First of all, I never expected that I’d get the opportunity to work with both Irrfan Khan and Amitabh Bachchanji in one film. I learnt a lot by watching them and the shooting was also extremely enjoyable. It’s been a very pleasant experience, very peaceful. When we finished shooting, I felt like I was going to miss everyone. I still remember the final day of shooting, we were in Ahmedabad and when we finished shooting the last shot, everyone was like “Bas, hogaya? Khatam?” and we all looked forward to when we would be meeting next. It was all “Acchachalodubbing meinmilenge, promotion pemilenge,” you know? I found that we were actually looking for excuses to meet – it was one of those experiences. And as a character, it was very challenging for me because Piku is a really chaotic girl, she tries to balance a lot of things and tries to multitask. Managing all this, speaking dialogues, doing things like loading machines, putting clothes in… all this was a new experience for me, almost theatre-like, and I got to learn a lot.
Tell us about Piku.
It is a complete family entertainer. It’s like a wholesome entertainer, you can comfortably go with your parents, your grandparents, children, aunt, uncles. You can go and sit very comfortably and watch it, you know? I feel like this kind of family entertainer is coming after a very long time.
How much of the real you was in the character?
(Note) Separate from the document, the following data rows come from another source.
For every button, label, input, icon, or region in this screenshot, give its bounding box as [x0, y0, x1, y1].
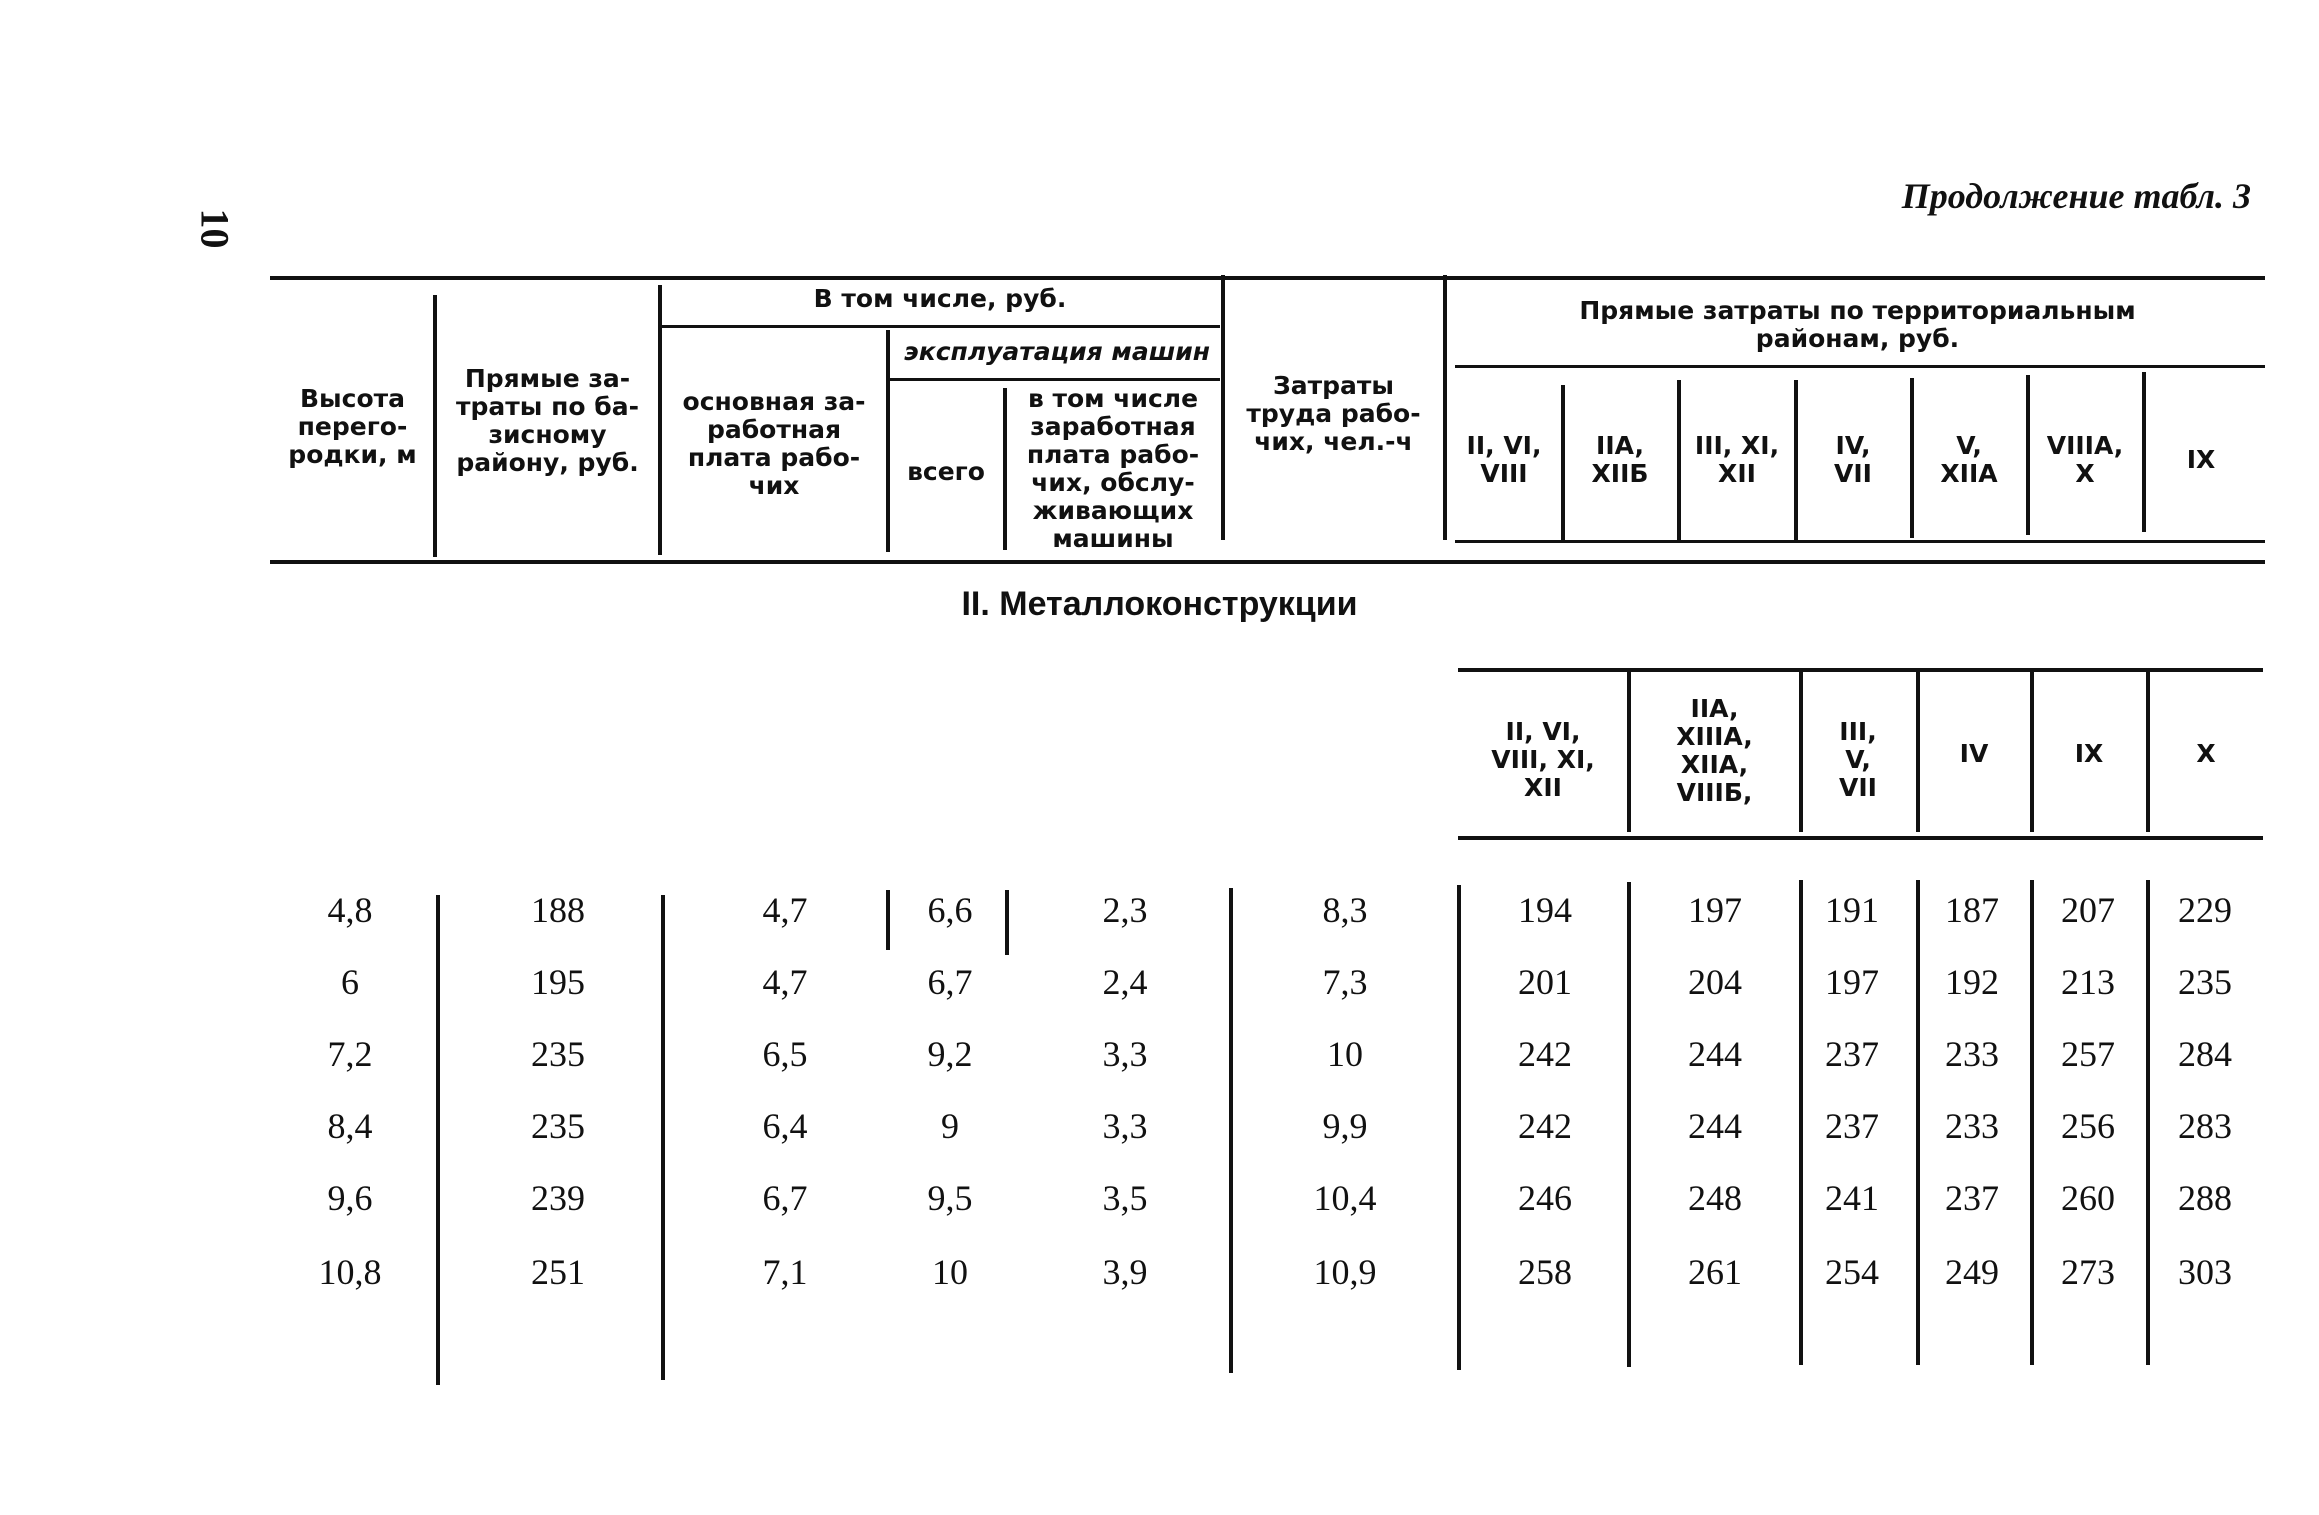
table-cell: 207: [2061, 890, 2115, 930]
table-cell: 4,7: [762, 890, 808, 930]
table-cell: 303: [2178, 1252, 2232, 1292]
table-cell: 191: [1825, 890, 1879, 930]
header-bottom-rule: [270, 560, 2265, 564]
table-cell: 273: [2061, 1252, 2115, 1292]
table-cell: 4,7: [762, 962, 808, 1002]
table-cell: 195: [531, 962, 585, 1002]
header-regional: Прямые затраты по территориальным районам, руб.: [1579, 296, 2136, 353]
table-continuation-caption: Продолжение табл. 3: [1901, 176, 2251, 216]
region-sub-6: X: [2196, 739, 2216, 768]
table-cell: 242: [1518, 1034, 1572, 1074]
table-cell: 197: [1825, 962, 1879, 1002]
table-cell: 241: [1825, 1178, 1879, 1218]
table-cell: 284: [2178, 1034, 2232, 1074]
table-cell: 187: [1945, 890, 1999, 930]
body-vrule-7: [1627, 882, 1631, 1367]
table-cell: 6,4: [762, 1106, 808, 1146]
region-sub-2: IIA, XIIIA, XIIA, VIIIБ,: [1676, 694, 1753, 807]
table-cell: 7,3: [1322, 962, 1368, 1002]
region-top-1: II, VI, VIII: [1466, 431, 1542, 488]
vrule-3: [886, 330, 890, 552]
body-vrule-6: [1457, 885, 1461, 1370]
header-direct-costs: Прямые за- траты по ба- зисному району, руб.: [456, 364, 639, 477]
table-cell: 192: [1945, 962, 1999, 1002]
table-cell: 254: [1825, 1252, 1879, 1292]
body-vrule-1: [436, 895, 440, 1385]
table-cell: 229: [2178, 890, 2232, 930]
table-cell: 244: [1688, 1034, 1742, 1074]
page-number: 10: [192, 208, 238, 249]
vrule-6: [1443, 275, 1447, 540]
table-cell: 4,8: [327, 890, 373, 930]
table-cell: 237: [1825, 1034, 1879, 1074]
table-cell: 3,3: [1102, 1106, 1148, 1146]
table-cell: 248: [1688, 1178, 1742, 1218]
table-cell: 6,5: [762, 1034, 808, 1074]
table-cell: 8,4: [327, 1106, 373, 1146]
vrule-4: [1003, 388, 1007, 550]
region-sub-1: II, VI, VIII, XI, XII: [1491, 717, 1595, 802]
region-top-5: V, XIIA: [1940, 431, 1998, 488]
table-cell: 188: [531, 890, 585, 930]
table-cell: 233: [1945, 1034, 1999, 1074]
region-sub-4: IV: [1959, 739, 1989, 768]
table-cell: 6,6: [927, 890, 973, 930]
rule-machines: [890, 378, 1220, 381]
table-cell: 251: [531, 1252, 585, 1292]
rule-regions: [1455, 365, 2265, 368]
table-cell: 6: [341, 962, 359, 1002]
table-cell: 10: [1327, 1034, 1363, 1074]
table-cell: 6,7: [927, 962, 973, 1002]
vrule-5: [1221, 275, 1225, 540]
table-cell: 3,3: [1102, 1034, 1148, 1074]
region-top-6: VIIIA, X: [2046, 431, 2124, 488]
table-cell: 10,9: [1313, 1252, 1377, 1292]
header-base-wage: основная за- работная плата рабо- чих: [682, 387, 866, 500]
body-vrule-2: [661, 895, 665, 1380]
table-cell: 3,5: [1102, 1178, 1148, 1218]
region-top-7: IX: [2186, 445, 2216, 474]
table-cell: 7,1: [762, 1252, 808, 1292]
table-cell: 233: [1945, 1106, 1999, 1146]
sub-vrule-4: [2030, 672, 2034, 832]
vrule-1: [433, 295, 437, 557]
table-cell: 9,6: [327, 1178, 373, 1218]
table-cell: 3,9: [1102, 1252, 1148, 1292]
table-cell: 239: [531, 1178, 585, 1218]
region-top-3: III, XI, XII: [1694, 431, 1780, 488]
region-top-2: IIA, XIIБ: [1591, 431, 1649, 488]
table-cell: 258: [1518, 1252, 1572, 1292]
table-top-rule: [270, 276, 2265, 280]
table-cell: 246: [1518, 1178, 1572, 1218]
table-cell: 10,4: [1313, 1178, 1377, 1218]
header-labor: Затраты труда рабо- чих, чел.-ч: [1246, 371, 1421, 456]
table-cell: 2,3: [1102, 890, 1148, 930]
table-cell: 288: [2178, 1178, 2232, 1218]
section-title: II. Металлоконструкции: [961, 585, 1358, 623]
table-cell: 204: [1688, 962, 1742, 1002]
header-machine-operation: эксплуатация машин: [903, 337, 1211, 366]
table-cell: 242: [1518, 1106, 1572, 1146]
table-cell: 197: [1688, 890, 1742, 930]
table-cell: 9,9: [1322, 1106, 1368, 1146]
sub-vrule-1: [1627, 672, 1631, 832]
table-cell: 237: [1825, 1106, 1879, 1146]
table-cell: 9,2: [927, 1034, 973, 1074]
table-cell: 237: [1945, 1178, 1999, 1218]
header-total: всего: [907, 457, 985, 486]
table-cell: 283: [2178, 1106, 2232, 1146]
table-cell: 260: [2061, 1178, 2115, 1218]
table-cell: 235: [531, 1034, 585, 1074]
table-cell: 235: [531, 1106, 585, 1146]
header-incl-wage: в том числе заработная плата рабо- чих, обслу- живающих машины: [1026, 384, 1200, 553]
table-cell: 9,5: [927, 1178, 973, 1218]
table-cell: 7,2: [327, 1034, 373, 1074]
table-cell: 213: [2061, 962, 2115, 1002]
table-cell: 9: [941, 1106, 959, 1146]
table-cell: 201: [1518, 962, 1572, 1002]
rule-including: [660, 325, 1220, 328]
table-cell: 261: [1688, 1252, 1742, 1292]
sub-top-rule: [1458, 668, 2263, 672]
table-cell: 244: [1688, 1106, 1742, 1146]
region-sub-5: IX: [2074, 739, 2104, 768]
table-cell: 249: [1945, 1252, 1999, 1292]
table-cell: 235: [2178, 962, 2232, 1002]
table-cell: 256: [2061, 1106, 2115, 1146]
sub-bottom-rule: [1458, 836, 2263, 840]
body-vrule-5: [1229, 888, 1233, 1373]
vrule-2: [658, 285, 662, 555]
table-cell: 6,7: [762, 1178, 808, 1218]
header-including: В том числе, руб.: [813, 284, 1067, 313]
table-cell: 257: [2061, 1034, 2115, 1074]
region-sub-3: III, V, VII: [1839, 717, 1877, 802]
table-cell: 194: [1518, 890, 1572, 930]
region-top-4: IV, VII: [1834, 431, 1872, 488]
header-height: Высота перего- родки, м: [288, 384, 417, 469]
table-cell: 2,4: [1102, 962, 1148, 1002]
rule-regions-bottom: [1455, 540, 2265, 543]
table-cell: 10: [932, 1252, 968, 1292]
table-cell: 8,3: [1322, 890, 1368, 930]
table-cell: 10,8: [318, 1252, 382, 1292]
See, I am a daughter at the end of the day. So in that sense the character is obviously extremely identifiable. Not just me, you will identify every character with it because it’s not just my story or it’s not just Piku’s story, it’s a story of all our lives. Any of us would have been able to play that part. What was difficult for me was the way he was planning to shoot the film and the mechanics of the character in terms of her being so chaotic and trying to multitask and do so many things at the same time, the theatre-like way in which we were shooting the film; that is something which I had to get used to. I’m sure you’ve seen in the trailer that I’m giving him medicine, I’m loading the machine (like I said), cooking, and also talking to him at the same time. So you have to be all there in that kind of a performance or that kind of a scene or in that kind of a requirement; what the director wants. That’s what I found difficult to do. But as a character, I think every woman today will identify with that part because it’s the story of all our lives. And the situations in the film. Not just Piku’s point of view, but even the situations in the film; what the Banerjee family goes through, what they talk about, what they discuss every day – it is what happens in all our lives every day.
This movie is based on father-daughter relationships. So in real life, what are your fondest movements with your dad?
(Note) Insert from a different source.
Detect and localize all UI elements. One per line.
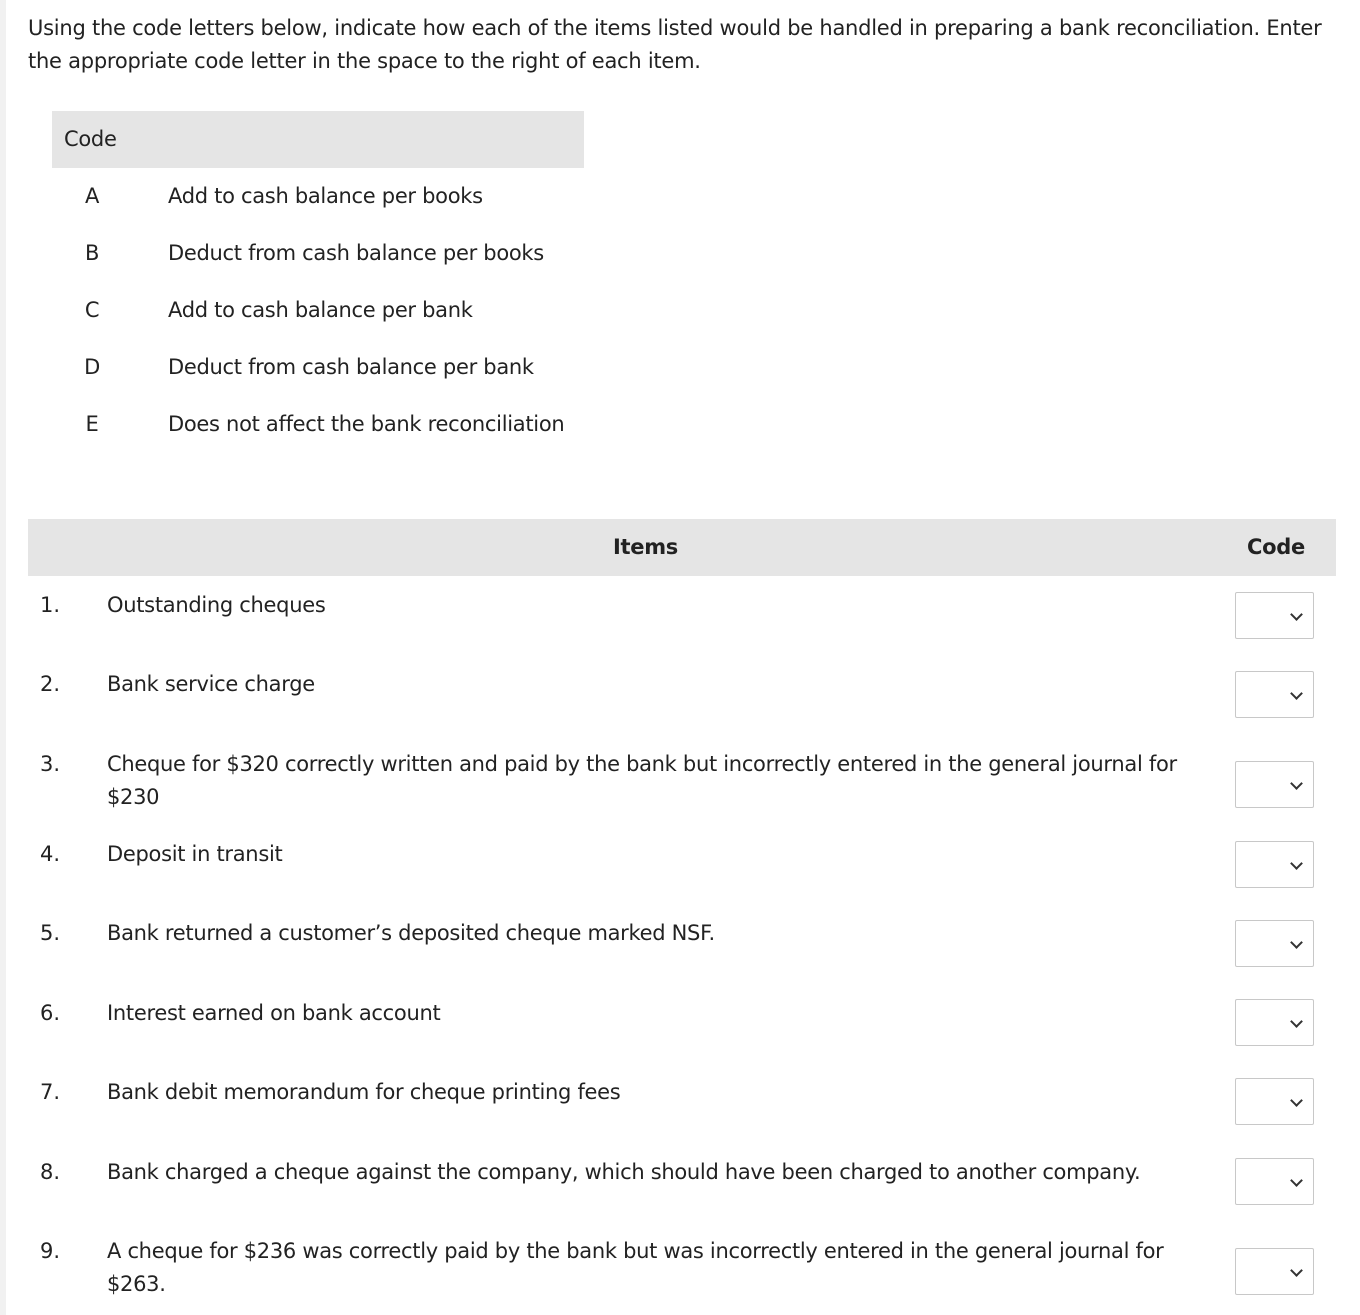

Every time I think of my dad, I think of him in a lungi (laughs). Yeah those are my memories. When I used to misbehave and my mother would shout, he was forced to punish me. So we had a storeroom in my kitchen and he used to lock me there for 2-3 minutes, feel bad and then take me out. These are my memories. Him dropping me to school every morning. After school, I would go to the courts to play badminton and he would already be waiting there for me.
Did he train you?
A little bit. But he wasn’t allowed to because he was actually only allowed to train the senior people and I hadn’t reached that standard so I had to work my way up to be trained under him. So school days, home, dropping me to school, our annual family vacation…those are the memories that I have of him.
You have just come out of depression. Who is that one person who supported you throughout that phase?
There were a lot of people – my family, my friends, myself. You have to find that inner strength within yourself. You can have all the support systems around you, but until you decide to help yourself, nothing is possible. So it starts with me. I think it’s my parents, my friends and my doctors.